No one in their right mind should celebrate WWI. But what about Canada’s other military deployments?
The 385 Canadians sent to Sudan in 1884 to defend Britain’s position on the upper Nile should not be celebrated. Nor should the 7,000 Canadians dispatched to strengthen Britain’s position in southern Africa during the 1899–1902 Boer War. The 26,000 Canadian sent to Korea in the early 1950s helped turn a civil war into a multi country conflict that left as many as four million dead. In the 1990s Canada contributed significantly to the first Iraq war and participated in NATO’s 78-day bombing of Serbia. Both of these conflicts were bad for humanity.

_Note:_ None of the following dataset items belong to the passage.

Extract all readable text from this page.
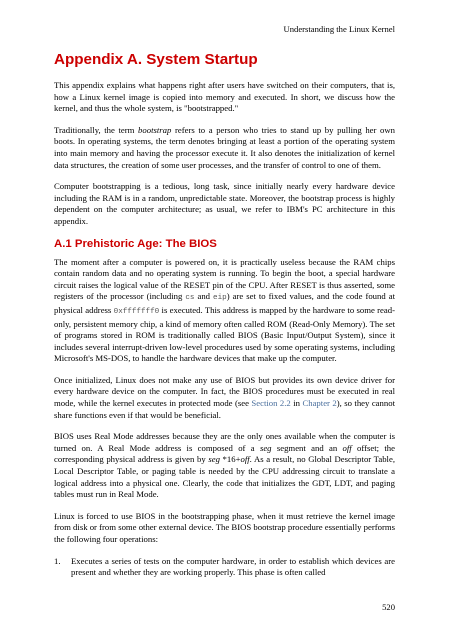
Understanding the Linux Kernel
Appendix A. System Startup

This appendix explains what happens right after users have switched on their computers, that is, how a Linux kernel image is copied into memory and executed. In short, we discuss how the kernel, and thus the whole system, is "bootstrapped."

Traditionally, the term bootstrap refers to a person who tries to stand up by pulling her own boots. In operating systems, the term denotes bringing at least a portion of the operating system into main memory and having the processor execute it. It also denotes the initialization of kernel data structures, the creation of some user processes, and the transfer of control to one of them.

Computer bootstrapping is a tedious, long task, since initially nearly every hardware device including the RAM is in a random, unpredictable state. Moreover, the bootstrap process is highly dependent on the computer architecture; as usual, we refer to IBM's PC architecture in this appendix.

A.1 Prehistoric Age: The BIOS

The moment after a computer is powered on, it is practically useless because the RAM chips contain random data and no operating system is running. To begin the boot, a special hardware circuit raises the logical value of the RESET pin of the CPU. After RESET is thus asserted, some registers of the processor (including cs and eip) are set to fixed values, and the code found at physical address 0xfffffff0 is executed. This address is mapped by the hardware to some read-only, persistent memory chip, a kind of memory often called ROM (Read-Only Memory). The set of programs stored in ROM is traditionally called BIOS (Basic Input/Output System), since it includes several interrupt-driven low-level procedures used by some operating systems, including Microsoft's MS-DOS, to handle the hardware devices that make up the computer.

Once initialized, Linux does not make any use of BIOS but provides its own device driver for every hardware device on the computer. In fact, the BIOS procedures must be executed in real mode, while the kernel executes in protected mode (see Section 2.2 in Chapter 2), so they cannot share functions even if that would be beneficial.

BIOS uses Real Mode addresses because they are the only ones available when the computer is turned on. A Real Mode address is composed of a seg segment and an off offset; the corresponding physical address is given by seg *16+off. As a result, no Global Descriptor Table, Local Descriptor Table, or paging table is needed by the CPU addressing circuit to translate a logical address into a physical one. Clearly, the code that initializes the GDT, LDT, and paging tables must run in Real Mode.

Linux is forced to use BIOS in the bootstrapping phase, when it must retrieve the kernel image from disk or from some other external device. The BIOS bootstrap procedure essentially performs the following four operations:

1. Executes a series of tests on the computer hardware, in order to establish which devices are present and whether they are working properly. This phase is often called
520
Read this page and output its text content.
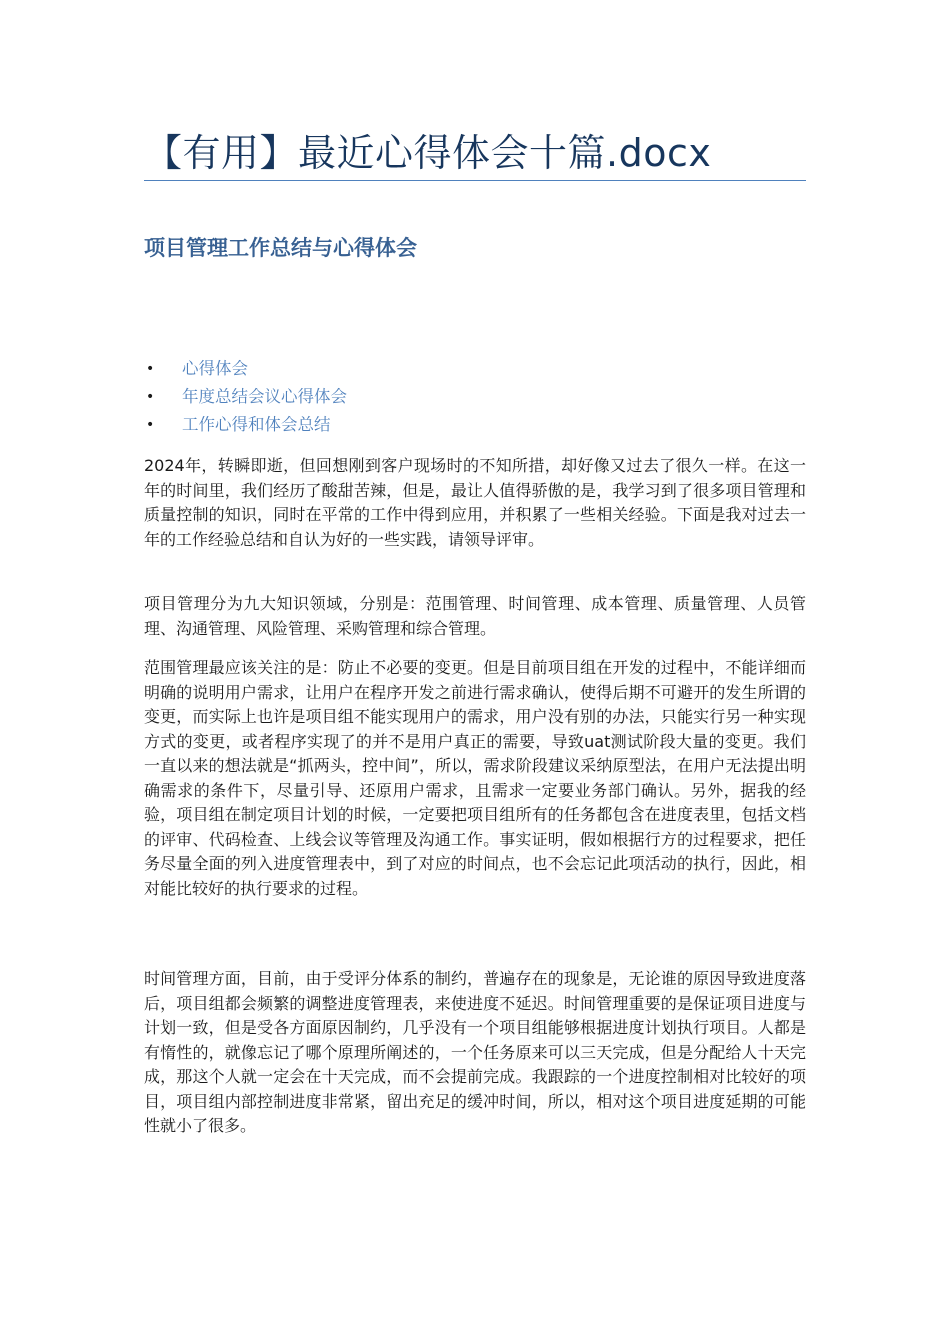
【有用】最近心得体会十篇.docx
项目管理工作总结与心得体会
• 心得体会
• 年度总结会议心得体会
• 工作心得和体会总结

2024年，转瞬即逝，但回想刚到客户现场时的不知所措，却好像又过去了很久一样。在这一年的时间里，我们经历了酸甜苦辣，但是，最让人值得骄傲的是，我学习到了很多项目管理和质量控制的知识，同时在平常的工作中得到应用，并积累了一些相关经验。下面是我对过去一年的工作经验总结和自认为好的一些实践，请领导评审。

项目管理分为九大知识领域，分别是：范围管理、时间管理、成本管理、质量管理、人员管理、沟通管理、风险管理、采购管理和综合管理。

范围管理最应该关注的是：防止不必要的变更。但是目前项目组在开发的过程中，不能详细而明确的说明用户需求，让用户在程序开发之前进行需求确认，使得后期不可避开的发生所谓的变更，而实际上也许是项目组不能实现用户的需求，用户没有别的办法，只能实行另一种实现方式的变更，或者程序实现了的并不是用户真正的需要，导致uat测试阶段大量的变更。我们一直以来的想法就是“抓两头，控中间”，所以，需求阶段建议采纳原型法，在用户无法提出明确需求的条件下，尽量引导、还原用户需求，且需求一定要业务部门确认。另外，据我的经验，项目组在制定项目计划的时候，一定要把项目组所有的任务都包含在进度表里，包括文档的评审、代码检查、上线会议等管理及沟通工作。事实证明，假如根据行方的过程要求，把任务尽量全面的列入进度管理表中，到了对应的时间点，也不会忘记此项活动的执行，因此，相对能比较好的执行要求的过程。

时间管理方面，目前，由于受评分体系的制约，普遍存在的现象是，无论谁的原因导致进度落后，项目组都会频繁的调整进度管理表，来使进度不延迟。时间管理重要的是保证项目进度与计划一致，但是受各方面原因制约，几乎没有一个项目组能够根据进度计划执行项目。人都是有惰性的，就像忘记了哪个原理所阐述的，一个任务原来可以三天完成，但是分配给人十天完成，那这个人就一定会在十天完成，而不会提前完成。我跟踪的一个进度控制相对比较好的项目，项目组内部控制进度非常紧，留出充足的缓冲时间，所以，相对这个项目进度延期的可能性就小了很多。
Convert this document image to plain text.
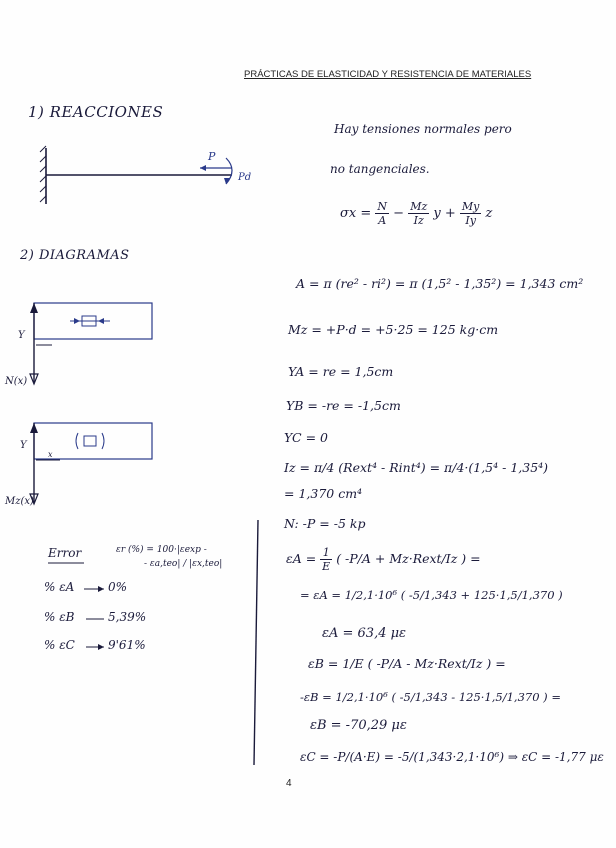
PRÁCTICAS DE ELASTICIDAD Y RESISTENCIA DE MATERIALES
1) REACCIONES
P
Pd
2) DIAGRAMAS
Y
N(x)
Y
x
Mz(x)
Hay tensiones normales pero
no tangenciales.
$\sigma x = \frac{N}{A} - \frac{Mz}{Iz}$ $y + \frac{My}{Iy}$ z
A = π (re² - ri²) = π (1,5² - 1,35²) = 1,343 cm²
Mz = +P·d = +5·25 = 125 kg·cm
YA = re = 1,5cm
YB = -re = -1,5cm
YC = 0
Iz = π/4 (Rext⁴ - Rint⁴) = π/4·(1,5⁴ - 1,35⁴)
= 1,370 cm⁴
N: -P = -5 kp
$\varepsilon A = \frac{1}{E}$ ( -P/A + Mz·Rext/Iz ) =
= εA = 1/2,1·10⁶ ( -5/1,343 + 125·1,5/1,370 )
εA = 63,4 με
εB = 1/E ( -P/A - Mz·Rext/Iz ) =
-εB = 1/2,1·10⁶ ( -5/1,343 - 125·1,5/1,370 ) =
εB = -70,29 με
εC = -P/(A·E) = -5/(1,343·2,1·10⁶) ⇒ εC = -1,77 με
Error	εr (%) = 100·|εexp -
- εa,teo| / |εx,teo|
% εA	0%
% εB	5,39%
% εC	9'61%
4
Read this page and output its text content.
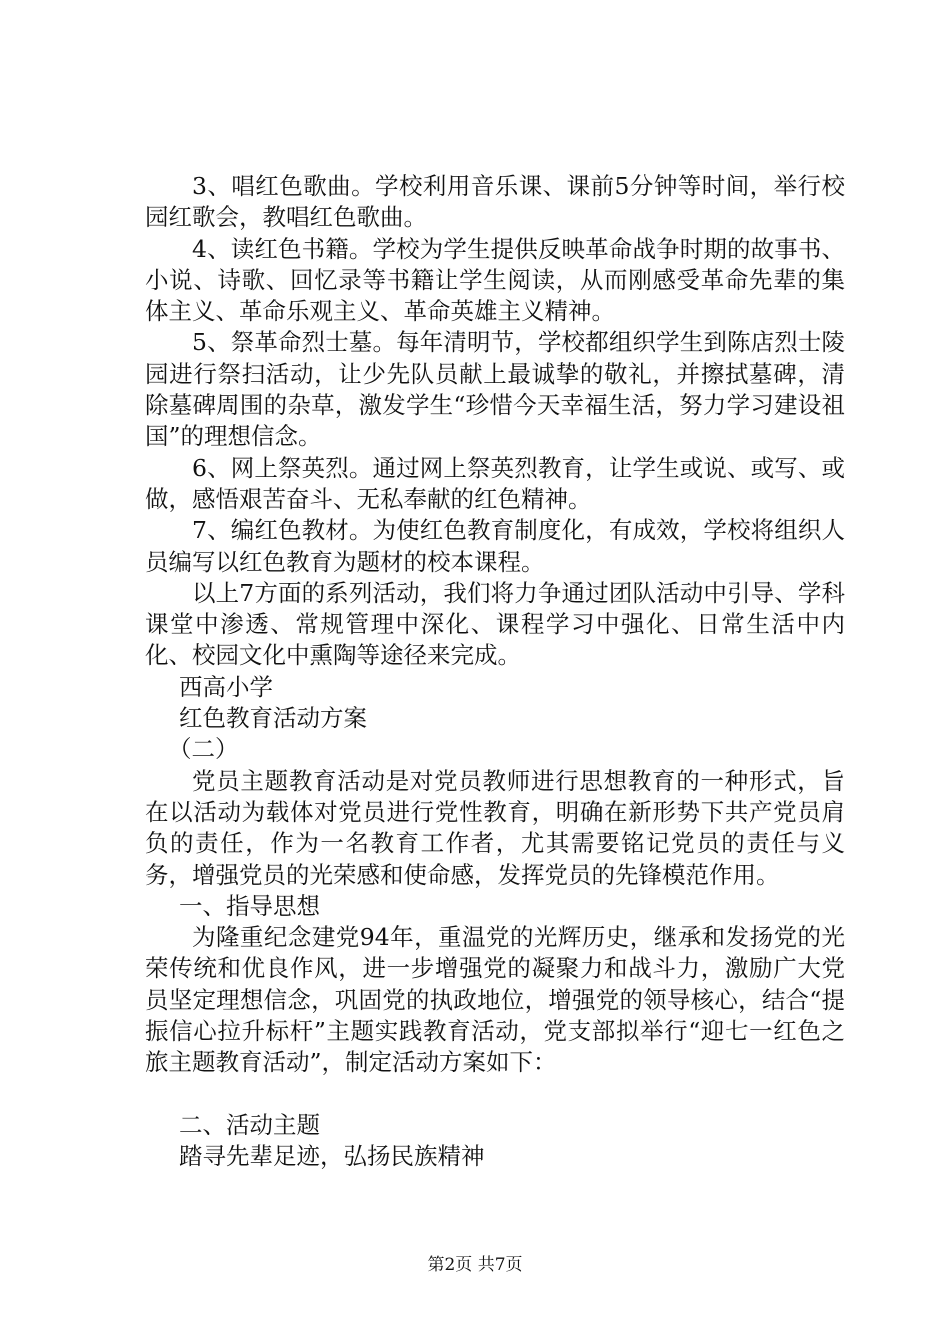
3、唱红色歌曲。学校利用音乐课、课前5分钟等时间，举行校园红歌会，教唱红色歌曲。

4、读红色书籍。学校为学生提供反映革命战争时期的故事书、小说、诗歌、回忆录等书籍让学生阅读，从而刚感受革命先辈的集体主义、革命乐观主义、革命英雄主义精神。

5、祭革命烈士墓。每年清明节，学校都组织学生到陈店烈士陵园进行祭扫活动，让少先队员献上最诚挚的敬礼，并擦拭墓碑，清除墓碑周围的杂草，激发学生“珍惜今天幸福生活，努力学习建设祖国”的理想信念。

6、网上祭英烈。通过网上祭英烈教育，让学生或说、或写、或做，感悟艰苦奋斗、无私奉献的红色精神。

7、编红色教材。为使红色教育制度化，有成效，学校将组织人员编写以红色教育为题材的校本课程。

以上7方面的系列活动，我们将力争通过团队活动中引导、学科课堂中渗透、常规管理中深化、课程学习中强化、日常生活中内化、校园文化中熏陶等途径来完成。

西高小学

红色教育活动方案

（二）

党员主题教育活动是对党员教师进行思想教育的一种形式，旨在以活动为载体对党员进行党性教育，明确在新形势下共产党员肩负的责任，作为一名教育工作者，尤其需要铭记党员的责任与义务，增强党员的光荣感和使命感，发挥党员的先锋模范作用。

一、指导思想

为隆重纪念建党94年，重温党的光辉历史，继承和发扬党的光荣传统和优良作风，进一步增强党的凝聚力和战斗力，激励广大党员坚定理想信念，巩固党的执政地位，增强党的领导核心，结合“提振信心拉升标杆”主题实践教育活动，党支部拟举行“迎七一红色之旅主题教育活动”，制定活动方案如下：

二、活动主题

踏寻先辈足迹，弘扬民族精神

第2页 共7页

So was the war in Afghanistan, which saw 40,000 Canadian sent there between 2001 and 2014, and the bombing of Libya in 2011.
Canadian soldiers have only fought in one morally justifiable war: World War II. And even in that case, it was Nazi expansionism’s threat to British interests, not opposition to fascism or anti-Semitism, that led Ottawa to battle. Additionally, Ottawa’s position on the 1936-1939 Spanish Civil War enabled the rise of fascism in Europe and Canadian forces were responsible for numerous atrocities during WWII. Nonetheless, WWII was ultimately justifiable.
While some Canadian military deployments under the auspices of the UN have contributed to the betterment of humankind, that history is also not simply positive. In early 2004 Canadian troops invaded Haiti to oust the elected president and then they helped violently suppress the popular resistance in the slums of Port-au-Prince.
In 1960 Canadian troops were dispatched as part of a UN mission to the Congo. They enabled the assassination of Congolese independence leader Patrice Lumumba with a Canadian Colonel, Jean Berthiaume, assisting Joseph Mobutu in recapturing the popular leader.
Do red poppies commemorate the Congolese or Haitians harmed by Canadian peacekeepers, or the Afghans, or Libyans killed by Canadians in the 2000s, or the Iraqis and Serbians killed in the 1990s, or the Koreans killed in the 1950s, or the Germans, Russians, South Africans, Sudanese and others killed before that? By focusing exclusively on “our” side Remembrance Day poppies reinforce a sense that Canada’s cause is righteous. They create an ideological climate that supports military spending and future wars.
Canadians of conscience should not help fund the reactionary Royal Canadian Legion. Nor should they promote the martial patriotism red poppies/Remembrance Day represents. To remember all victims of war support peace organizations’ white poppy campaign.